Bonjour,
Tout d'abord, désolé d'intervenir un peu tardivement sur ce thème (pauvres, solidarité internationale,...), notamment après cette conclusion qui me semble brillante et adéquate.
Je n'ai pas la pratique de ces discussions par net interposé et je dois bien admettre que ce qui me dérange principalement, c'est qu'on ne sait pas d'où les gens nous parlent.
Sont-ils devenus spécialistes des questions Africaines (voire internationales) en naviguant sur internet, en regardant assidument
France 24, en effectuant plusieurs séjours au club med de
Dakar et de Djerba...?
Sont-ils devenus experts de la solidarité associative, nationale ou internationale en faisant quelques heures de bénévolat, ou en donnant des vêtements usagés...?
Comment s'assurer d'ailleurs que ces vieilles fringues ne puissent profiter qu'à Nos pauvres?!!!!
Avant de m'installer au
Burkina, il y a 11ans, j'ai dirigé le service jeunesse d'une grande fédération d'éducation populaire.
Tout ce qui est dit plus haut, concernant les actions de solidarité internationale, peut-être rapporté aux associations agissant sur le plan national (ha oui, au fait, je parle de la
France).
En presque 20 ans de carrière associative, je n'ai jamais vu le secteur social de notre fédération prendre une initiative en fonction d'un problème identifié. Non, chaque projet, chaque action était montée en fonction des subventions que l'on pouvait en retirer. C'est comme ça que l'on pouvait s'offrir des grosses bouffes, des voitures de fonction,...

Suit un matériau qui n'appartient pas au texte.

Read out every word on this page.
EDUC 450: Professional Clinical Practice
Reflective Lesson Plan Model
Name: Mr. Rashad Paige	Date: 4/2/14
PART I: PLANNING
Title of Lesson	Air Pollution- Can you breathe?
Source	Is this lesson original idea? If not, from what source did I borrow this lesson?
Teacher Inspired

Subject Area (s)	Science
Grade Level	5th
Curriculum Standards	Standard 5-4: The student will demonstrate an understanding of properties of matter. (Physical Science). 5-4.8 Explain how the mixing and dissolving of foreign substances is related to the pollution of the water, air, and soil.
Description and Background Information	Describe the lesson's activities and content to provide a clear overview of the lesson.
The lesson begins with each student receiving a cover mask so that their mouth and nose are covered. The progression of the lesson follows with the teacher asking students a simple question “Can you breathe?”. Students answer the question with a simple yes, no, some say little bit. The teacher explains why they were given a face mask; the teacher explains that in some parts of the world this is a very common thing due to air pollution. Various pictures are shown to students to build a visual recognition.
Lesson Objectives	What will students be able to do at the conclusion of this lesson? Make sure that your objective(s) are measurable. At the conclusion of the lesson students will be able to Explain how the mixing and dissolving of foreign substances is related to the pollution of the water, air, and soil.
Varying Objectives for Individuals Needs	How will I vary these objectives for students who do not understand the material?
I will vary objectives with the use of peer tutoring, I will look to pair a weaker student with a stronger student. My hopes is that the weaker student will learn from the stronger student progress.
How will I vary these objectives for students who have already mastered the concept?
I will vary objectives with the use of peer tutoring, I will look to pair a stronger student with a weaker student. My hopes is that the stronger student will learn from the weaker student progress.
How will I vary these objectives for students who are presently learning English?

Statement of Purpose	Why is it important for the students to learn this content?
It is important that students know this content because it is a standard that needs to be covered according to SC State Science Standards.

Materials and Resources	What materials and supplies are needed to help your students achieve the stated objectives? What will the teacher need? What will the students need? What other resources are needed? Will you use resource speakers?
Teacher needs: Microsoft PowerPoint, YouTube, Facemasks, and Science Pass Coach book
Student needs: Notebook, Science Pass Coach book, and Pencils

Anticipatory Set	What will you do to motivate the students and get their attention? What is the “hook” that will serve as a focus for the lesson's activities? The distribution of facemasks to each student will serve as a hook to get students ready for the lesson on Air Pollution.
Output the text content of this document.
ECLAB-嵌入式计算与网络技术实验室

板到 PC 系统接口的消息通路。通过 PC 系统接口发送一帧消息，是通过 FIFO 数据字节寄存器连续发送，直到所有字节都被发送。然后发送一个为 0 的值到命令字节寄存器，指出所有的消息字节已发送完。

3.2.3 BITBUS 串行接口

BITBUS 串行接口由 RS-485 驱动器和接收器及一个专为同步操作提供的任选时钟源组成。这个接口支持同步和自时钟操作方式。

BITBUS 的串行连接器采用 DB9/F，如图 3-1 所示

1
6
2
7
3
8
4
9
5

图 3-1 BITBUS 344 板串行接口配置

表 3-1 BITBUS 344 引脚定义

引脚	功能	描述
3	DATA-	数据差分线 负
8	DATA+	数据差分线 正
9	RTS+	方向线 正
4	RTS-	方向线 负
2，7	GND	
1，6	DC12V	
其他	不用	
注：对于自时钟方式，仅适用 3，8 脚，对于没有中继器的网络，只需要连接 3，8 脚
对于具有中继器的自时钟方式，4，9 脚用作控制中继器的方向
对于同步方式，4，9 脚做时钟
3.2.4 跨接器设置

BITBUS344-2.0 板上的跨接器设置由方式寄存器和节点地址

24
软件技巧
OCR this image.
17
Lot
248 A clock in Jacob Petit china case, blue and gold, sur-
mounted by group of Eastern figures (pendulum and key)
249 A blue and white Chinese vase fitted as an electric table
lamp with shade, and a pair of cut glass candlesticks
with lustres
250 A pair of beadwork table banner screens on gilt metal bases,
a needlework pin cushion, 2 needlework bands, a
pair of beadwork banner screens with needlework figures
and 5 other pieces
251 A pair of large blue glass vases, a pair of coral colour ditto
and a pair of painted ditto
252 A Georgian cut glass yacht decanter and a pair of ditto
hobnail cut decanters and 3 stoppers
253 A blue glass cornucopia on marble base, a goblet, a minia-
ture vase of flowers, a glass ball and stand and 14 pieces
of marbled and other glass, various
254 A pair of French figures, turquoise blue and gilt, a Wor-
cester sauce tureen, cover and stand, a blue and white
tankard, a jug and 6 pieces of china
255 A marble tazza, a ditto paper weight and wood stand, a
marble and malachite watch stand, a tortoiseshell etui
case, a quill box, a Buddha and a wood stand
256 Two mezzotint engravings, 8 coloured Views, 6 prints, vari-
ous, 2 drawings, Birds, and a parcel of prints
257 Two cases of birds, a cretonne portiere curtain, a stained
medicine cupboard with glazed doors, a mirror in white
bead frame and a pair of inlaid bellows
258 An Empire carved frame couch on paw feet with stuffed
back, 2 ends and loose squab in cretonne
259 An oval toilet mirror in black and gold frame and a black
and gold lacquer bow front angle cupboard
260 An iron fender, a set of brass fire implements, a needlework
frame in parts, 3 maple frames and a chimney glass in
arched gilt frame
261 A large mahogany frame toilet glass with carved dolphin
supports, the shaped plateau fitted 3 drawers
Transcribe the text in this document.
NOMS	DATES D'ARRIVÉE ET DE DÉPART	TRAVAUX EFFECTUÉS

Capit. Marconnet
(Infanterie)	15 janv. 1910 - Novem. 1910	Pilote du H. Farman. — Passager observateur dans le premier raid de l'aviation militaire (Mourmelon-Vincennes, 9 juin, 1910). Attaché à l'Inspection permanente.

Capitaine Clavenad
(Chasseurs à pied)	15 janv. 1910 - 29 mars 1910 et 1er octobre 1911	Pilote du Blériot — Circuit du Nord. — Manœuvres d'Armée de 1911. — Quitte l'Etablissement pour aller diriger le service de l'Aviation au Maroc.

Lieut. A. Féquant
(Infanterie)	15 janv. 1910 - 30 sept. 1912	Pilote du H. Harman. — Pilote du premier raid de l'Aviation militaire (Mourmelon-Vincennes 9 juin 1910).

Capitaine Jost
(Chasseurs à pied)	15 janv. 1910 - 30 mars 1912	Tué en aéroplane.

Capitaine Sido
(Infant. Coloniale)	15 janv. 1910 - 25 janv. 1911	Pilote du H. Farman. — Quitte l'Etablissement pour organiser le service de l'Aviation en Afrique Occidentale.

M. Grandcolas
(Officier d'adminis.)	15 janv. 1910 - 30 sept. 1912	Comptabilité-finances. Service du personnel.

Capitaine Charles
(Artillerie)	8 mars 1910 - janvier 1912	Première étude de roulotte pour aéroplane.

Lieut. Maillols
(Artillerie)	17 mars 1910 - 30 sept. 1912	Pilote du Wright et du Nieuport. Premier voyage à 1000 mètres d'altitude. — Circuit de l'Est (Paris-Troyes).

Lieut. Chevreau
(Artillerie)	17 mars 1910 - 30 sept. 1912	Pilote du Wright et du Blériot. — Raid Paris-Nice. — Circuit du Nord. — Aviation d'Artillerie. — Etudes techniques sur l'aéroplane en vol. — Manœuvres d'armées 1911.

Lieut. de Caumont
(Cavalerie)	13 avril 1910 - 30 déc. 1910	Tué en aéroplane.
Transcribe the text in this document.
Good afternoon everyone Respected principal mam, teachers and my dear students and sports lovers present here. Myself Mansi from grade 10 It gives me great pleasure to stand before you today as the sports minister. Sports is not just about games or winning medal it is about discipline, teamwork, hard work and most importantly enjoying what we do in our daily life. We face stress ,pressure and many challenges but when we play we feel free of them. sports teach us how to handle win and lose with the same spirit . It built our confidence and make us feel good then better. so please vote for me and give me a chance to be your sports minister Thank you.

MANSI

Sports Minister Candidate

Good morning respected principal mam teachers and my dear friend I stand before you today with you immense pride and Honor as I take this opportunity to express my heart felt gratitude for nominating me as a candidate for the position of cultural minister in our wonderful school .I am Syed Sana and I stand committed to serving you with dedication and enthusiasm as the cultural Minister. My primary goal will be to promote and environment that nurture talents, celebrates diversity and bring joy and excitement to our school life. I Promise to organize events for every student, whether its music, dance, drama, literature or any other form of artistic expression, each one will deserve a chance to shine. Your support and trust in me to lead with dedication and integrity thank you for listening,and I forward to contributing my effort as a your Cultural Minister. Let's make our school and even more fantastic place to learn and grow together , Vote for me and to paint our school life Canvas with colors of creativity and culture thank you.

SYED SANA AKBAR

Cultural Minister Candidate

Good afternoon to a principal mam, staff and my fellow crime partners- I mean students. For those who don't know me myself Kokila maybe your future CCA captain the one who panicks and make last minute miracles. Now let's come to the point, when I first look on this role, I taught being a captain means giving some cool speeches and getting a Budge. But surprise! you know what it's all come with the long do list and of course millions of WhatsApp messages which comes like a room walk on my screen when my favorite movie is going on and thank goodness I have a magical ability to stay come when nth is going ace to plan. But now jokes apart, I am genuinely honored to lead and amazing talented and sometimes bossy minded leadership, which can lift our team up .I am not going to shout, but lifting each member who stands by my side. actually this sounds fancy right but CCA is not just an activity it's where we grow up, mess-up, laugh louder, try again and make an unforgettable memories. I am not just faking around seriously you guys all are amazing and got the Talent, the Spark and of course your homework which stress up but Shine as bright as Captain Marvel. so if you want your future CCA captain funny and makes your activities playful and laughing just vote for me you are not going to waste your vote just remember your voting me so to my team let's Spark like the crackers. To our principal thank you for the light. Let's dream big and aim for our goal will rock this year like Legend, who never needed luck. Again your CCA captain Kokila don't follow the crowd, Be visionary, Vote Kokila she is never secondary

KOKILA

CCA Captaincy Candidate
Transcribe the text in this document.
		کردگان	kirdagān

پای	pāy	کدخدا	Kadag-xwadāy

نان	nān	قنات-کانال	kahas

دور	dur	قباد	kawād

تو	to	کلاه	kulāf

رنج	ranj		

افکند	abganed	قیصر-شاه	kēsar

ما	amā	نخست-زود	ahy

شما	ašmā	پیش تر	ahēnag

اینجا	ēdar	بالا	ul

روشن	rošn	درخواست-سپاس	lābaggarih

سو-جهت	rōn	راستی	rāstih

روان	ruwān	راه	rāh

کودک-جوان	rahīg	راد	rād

Quant- à abuser de la naïveté et de la générosité de nos bénévoles,... Aucune gène, aucune pudeur... Combien de fois ais-je vu les gros cadres du secteur social se bidonner en se racontant les savoureuses anecdotes sur les "boulets" qu'étaient les bénévoles, et de conclure par : "Et ils ne réclament même pas leurs frais de déplacement".
En 20 ans, j'ai vu le monde associatif évoluer ainsi et passer de la défense de valeurs à la recherche de profit.
Dans cette grande fédération, il y avait également un secteur solidarité internationale (c'est d'ailleurs eux qui m'ont permis de découvrir l'Afrique de l'ouest et pour cela, je les en remercie). Les cadres de ce secteur étaient de grands rêveurs, ex-baba cool reconvertis, qui voyaient partout l'amour, la solidarité entre les peuples,...
Quand ils intervenaient sur des préparations de séjours de "co-développement", ils donnaient une vision idyllique, leur vision en fait, la vision de ceux qui n'effectuent que de courts séjours où ils sont accueillis en héros, en sauveurs.
Mes propos peuvent paraitre négatifs, pessimistes, j'en suis désolé. Car en réalité, je demeure un fervent partisan de l'action associative, nationale ou internationale. Néanmoins, comme il a été dit pus haut, il est bon de se renseigner et d'agir en conscience.
J'aimerais maintenant toucher deux mots quant-aux pauvres d'ici et d'ailleurs.
Que peut-on réellement comparer? Le seuil de pauvreté?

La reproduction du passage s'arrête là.